And now I can’t stop thinking about this race! You would think it was my first one. But it is my first one outside of Cincinnati and it’ll be the first all women race I run. I’m not just running in NYC, I’m running through Central Park! I’ve never been to Central Park on any of my trips to NYC. I think I’m so excited because of the element of the unknown. Running the Pig here in Cincinnati, I’m running on streets I drive on (except when it goes in KY, because I don’t go to KY unless absolutely necessary). Now I’ve registered to run a race I know nothing about, I have no idea where the hills start or end, I didn’t even think there would be hills until I read the website. I mean, they tell you what miles the hills cover, but that means diddlysquat to me since I’ve never seen it.

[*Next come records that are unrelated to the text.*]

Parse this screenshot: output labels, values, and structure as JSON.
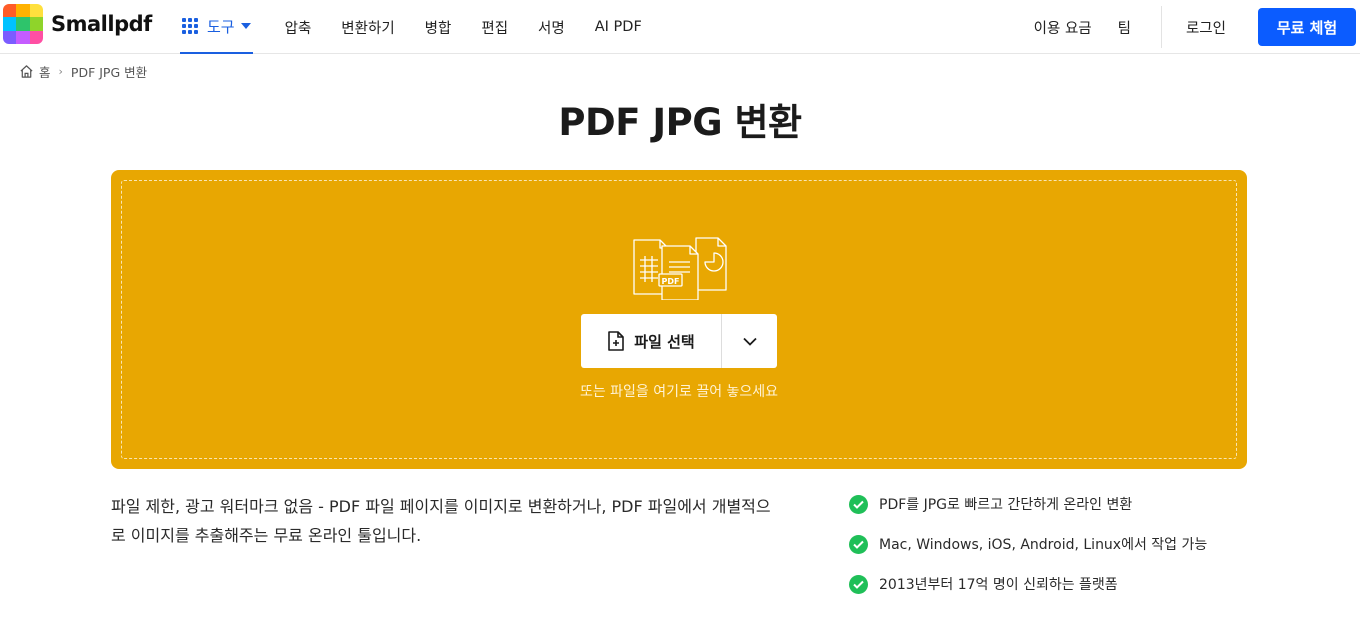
{
  "brand": {
    "name": "Smallpdf"
  },
  "nav": {
    "tools_label": "도구",
    "links": [
      "압축",
      "변환하기",
      "병합",
      "편집",
      "서명",
      "AI PDF"
    ],
    "pricing": "이용 요금",
    "team": "팀",
    "login": "로그인",
    "trial": "무료 체험"
  },
  "breadcrumb": {
    "home": "홈",
    "current": "PDF JPG 변환"
  },
  "page_title": "PDF JPG 변환",
  "dropzone": {
    "file_badge": "PDF",
    "choose_file": "파일 선택",
    "hint": "또는 파일을 여기로 끌어 놓으세요"
  },
  "description": "파일 제한, 광고 워터마크 없음 - PDF 파일 페이지를 이미지로 변환하거나, PDF 파일에서 개별적으로 이미지를 추출해주는 무료 온라인 툴입니다.",
  "features": [
    "PDF를 JPG로 빠르고 간단하게 온라인 변환",
    "Mac, Windows, iOS, Android, Linux에서 작업 가능",
    "2013년부터 17억 명이 신뢰하는 플랫폼"
  ],
  "colors": {
    "accent": "#0b5cff",
    "dropzone": "#e8a702",
    "check": "#1fbf58"
  }
}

I’m also excited about registration packet/bib pick-up, and the Health & Wellness Expo. Just to compare it to the Expo that they have here before the Pig. I’m pretty sure I don’t get a swag bag at the MFWHM. The website specified t-shirt, and you’re not even guaranteed the size of your choice:  first come, first served. So I think a swag bag is a pipe dream. No biggie, I’ll get my swag on at the Pig. Which is exactly 3 weeks after the MFWHM. Eh, I might be crazy. We’ll find out. 🙂

I’m excited to start training. I haven’t run since September. I mean, maybe a little bit here and there on the treadmill or as a warm-up during bootcamp, but that’s it. I’m not looking forward to it, but I think I’m going to have to actually run in the cold. See, I’m not a cold weather runner. When it’s cold or raining, I run on the treadmill. But I’m not sure what the weather will be like in April in NYC, so something tells me I need to do a few cold weather runs. And not even that jacked up news can take away my excitement about this race! This race is going to be special to me. I don’t know how or why, I just feel like it is. And because of that, I actually WANT to train for it. I look forward to lacing up my running shoes again. I do NOT look forward to running in cold weather, but I DO look forward to what I’ll learn about myself and about running. And I’m excited to try to get a little faster. I’m never trying to win the race; I’m not that type of runner. I do, however, like to challenge myself to get a little better every time. Last year, I finished the Pig in 2:38:45, and that was without really training for it. This year, I would like to finish both races at around 2:15. I think it’s doable, especially if I train the way I know I’m supposed to, and I will.

Oh, I almost forgot. There was an option to have someone contact you if you have an inspirational story to share. I checked the little box that they could contact me. I would love to be an inspiration to other women. I hope they contact me. 🙂

I used to be notorious for saying I would only run if a dog was chasing me. Now I’m running a half-marathon for my 40th birthday. I gotta admit, I amaze myself sometimes. You should give that a try:  AMAZE YOURSELF!